There exist three (rather simple) graphs such that the Gram matrix these three graphs for $\exp\big(−\gamma d(x,y)\big)$ is not positive semidefinite.

**Hint:** Check out numpys `numpy.linalg.eigvalsh` and `numpy.exp` functions.

# Task 4 - Optimal Assignment Kernel

Show that the construction
$$ [H^k (X)]_v = \Big(w(v) − w\big(parent(v)\big)\Big) × |X_v| $$
on Slide 20 of Lecture 9 defines a histogram for any hierarchy $H$.

# Task 5 - Weisfeiler Lehman Optimal Assignment Kernel

## Task 5.1
Implement the Weisfeiler Lehman Optimal Assignment Kernel (using the formulation on Slide 20 of Lecture 9).

## Task 5.2
Apply the Weisfeiler Lehman Optimal Assignment Kernel on the DHFR
dataset for a depth of $k = 3$. Compare its classification performance to that of the ordinary Weisfeiler Lehman subtree kernel of the same depth $k = 3$.
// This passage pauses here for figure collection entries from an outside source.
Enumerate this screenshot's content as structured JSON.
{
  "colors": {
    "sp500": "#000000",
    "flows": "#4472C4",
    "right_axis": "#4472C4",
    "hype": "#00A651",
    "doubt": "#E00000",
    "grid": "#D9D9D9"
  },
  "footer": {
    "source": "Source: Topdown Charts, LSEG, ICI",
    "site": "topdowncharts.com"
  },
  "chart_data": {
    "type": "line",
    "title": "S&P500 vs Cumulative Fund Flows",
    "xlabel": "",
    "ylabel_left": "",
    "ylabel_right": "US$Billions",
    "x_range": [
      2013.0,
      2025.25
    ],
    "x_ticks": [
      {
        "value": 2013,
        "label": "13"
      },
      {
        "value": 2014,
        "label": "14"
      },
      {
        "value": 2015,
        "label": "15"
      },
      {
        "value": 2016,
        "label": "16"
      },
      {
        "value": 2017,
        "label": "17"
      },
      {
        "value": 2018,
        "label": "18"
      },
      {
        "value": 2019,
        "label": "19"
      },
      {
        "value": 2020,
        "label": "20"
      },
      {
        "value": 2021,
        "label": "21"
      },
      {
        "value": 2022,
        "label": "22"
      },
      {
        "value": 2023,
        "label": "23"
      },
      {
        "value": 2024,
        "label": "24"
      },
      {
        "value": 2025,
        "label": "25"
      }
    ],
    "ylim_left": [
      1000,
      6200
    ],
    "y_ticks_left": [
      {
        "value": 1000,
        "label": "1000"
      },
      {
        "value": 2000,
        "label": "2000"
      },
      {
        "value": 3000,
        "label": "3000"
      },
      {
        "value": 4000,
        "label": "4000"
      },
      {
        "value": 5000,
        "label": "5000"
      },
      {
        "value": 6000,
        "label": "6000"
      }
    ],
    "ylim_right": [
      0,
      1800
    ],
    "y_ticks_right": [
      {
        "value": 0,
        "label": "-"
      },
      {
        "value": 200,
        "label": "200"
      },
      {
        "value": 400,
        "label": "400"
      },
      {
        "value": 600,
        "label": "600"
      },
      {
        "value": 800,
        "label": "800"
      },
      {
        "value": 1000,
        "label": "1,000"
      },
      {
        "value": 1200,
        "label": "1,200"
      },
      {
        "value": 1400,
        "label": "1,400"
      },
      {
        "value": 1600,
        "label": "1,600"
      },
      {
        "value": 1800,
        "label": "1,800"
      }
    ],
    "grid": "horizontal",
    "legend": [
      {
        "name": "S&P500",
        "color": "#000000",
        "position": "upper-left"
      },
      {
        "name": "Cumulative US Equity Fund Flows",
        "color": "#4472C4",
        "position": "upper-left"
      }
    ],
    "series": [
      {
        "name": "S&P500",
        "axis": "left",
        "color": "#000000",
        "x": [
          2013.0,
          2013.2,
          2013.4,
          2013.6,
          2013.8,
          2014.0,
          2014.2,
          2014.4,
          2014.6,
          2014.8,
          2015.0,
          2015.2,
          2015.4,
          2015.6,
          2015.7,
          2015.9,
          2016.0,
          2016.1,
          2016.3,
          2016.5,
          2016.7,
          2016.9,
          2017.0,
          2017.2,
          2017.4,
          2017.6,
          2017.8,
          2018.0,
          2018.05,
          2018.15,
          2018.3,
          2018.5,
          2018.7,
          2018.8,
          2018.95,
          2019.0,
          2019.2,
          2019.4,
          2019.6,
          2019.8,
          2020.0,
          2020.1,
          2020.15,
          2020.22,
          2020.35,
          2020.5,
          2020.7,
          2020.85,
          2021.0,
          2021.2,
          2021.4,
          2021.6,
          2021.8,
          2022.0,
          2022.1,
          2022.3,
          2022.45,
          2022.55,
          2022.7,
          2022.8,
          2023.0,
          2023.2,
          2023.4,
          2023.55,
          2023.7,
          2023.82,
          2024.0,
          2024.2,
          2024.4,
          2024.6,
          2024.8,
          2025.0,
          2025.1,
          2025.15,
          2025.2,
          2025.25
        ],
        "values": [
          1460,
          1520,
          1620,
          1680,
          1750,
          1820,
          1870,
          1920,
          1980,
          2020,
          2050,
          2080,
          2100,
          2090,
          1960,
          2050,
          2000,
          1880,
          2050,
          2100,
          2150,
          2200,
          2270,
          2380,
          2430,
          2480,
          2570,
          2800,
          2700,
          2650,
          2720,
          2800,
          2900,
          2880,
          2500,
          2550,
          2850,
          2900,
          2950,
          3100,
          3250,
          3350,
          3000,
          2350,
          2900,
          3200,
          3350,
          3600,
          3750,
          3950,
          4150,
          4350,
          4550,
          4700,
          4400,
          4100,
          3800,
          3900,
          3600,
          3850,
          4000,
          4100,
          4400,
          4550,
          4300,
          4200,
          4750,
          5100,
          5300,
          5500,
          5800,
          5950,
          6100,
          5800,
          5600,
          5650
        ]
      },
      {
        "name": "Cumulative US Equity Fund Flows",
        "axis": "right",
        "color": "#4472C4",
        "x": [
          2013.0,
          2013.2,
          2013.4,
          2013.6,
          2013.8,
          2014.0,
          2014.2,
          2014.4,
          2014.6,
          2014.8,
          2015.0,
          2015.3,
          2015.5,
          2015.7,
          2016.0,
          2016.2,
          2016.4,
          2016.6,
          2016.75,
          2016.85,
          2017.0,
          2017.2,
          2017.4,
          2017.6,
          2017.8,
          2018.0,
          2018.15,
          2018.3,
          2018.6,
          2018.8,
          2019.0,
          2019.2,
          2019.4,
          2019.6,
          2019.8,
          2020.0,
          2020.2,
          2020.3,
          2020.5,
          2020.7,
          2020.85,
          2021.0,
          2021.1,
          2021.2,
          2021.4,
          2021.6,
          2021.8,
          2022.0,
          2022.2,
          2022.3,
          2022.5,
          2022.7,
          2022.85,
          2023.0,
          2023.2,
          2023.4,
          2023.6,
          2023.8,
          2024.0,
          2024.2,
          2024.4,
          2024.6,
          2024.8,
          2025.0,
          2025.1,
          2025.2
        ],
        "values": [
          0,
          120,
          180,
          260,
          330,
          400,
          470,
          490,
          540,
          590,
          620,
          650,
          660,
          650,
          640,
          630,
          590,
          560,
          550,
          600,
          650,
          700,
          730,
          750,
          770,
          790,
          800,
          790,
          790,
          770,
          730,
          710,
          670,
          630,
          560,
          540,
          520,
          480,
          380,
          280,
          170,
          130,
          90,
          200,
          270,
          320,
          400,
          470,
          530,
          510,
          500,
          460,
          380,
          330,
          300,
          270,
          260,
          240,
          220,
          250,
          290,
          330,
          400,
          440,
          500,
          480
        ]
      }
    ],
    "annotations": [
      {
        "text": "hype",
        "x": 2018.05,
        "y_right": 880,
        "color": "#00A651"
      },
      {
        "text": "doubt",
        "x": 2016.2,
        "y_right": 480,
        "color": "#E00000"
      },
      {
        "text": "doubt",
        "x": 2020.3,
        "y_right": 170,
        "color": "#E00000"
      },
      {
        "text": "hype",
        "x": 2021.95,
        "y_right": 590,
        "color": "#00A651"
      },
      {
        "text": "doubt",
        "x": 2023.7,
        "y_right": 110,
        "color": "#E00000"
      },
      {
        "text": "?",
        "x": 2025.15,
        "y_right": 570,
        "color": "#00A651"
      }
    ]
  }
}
**Note:** You can compare the results of your implementation to that of the [grakel implementation](https://ysig.github.io/GraKeL/0.1a8/kernels/weisfeiler_lehman_optimal_assignment.html) of the Weisfeiler Lehman Optimal Assignment kernel, or just straight away apply this variant, if you are not interested in implementing it yourself.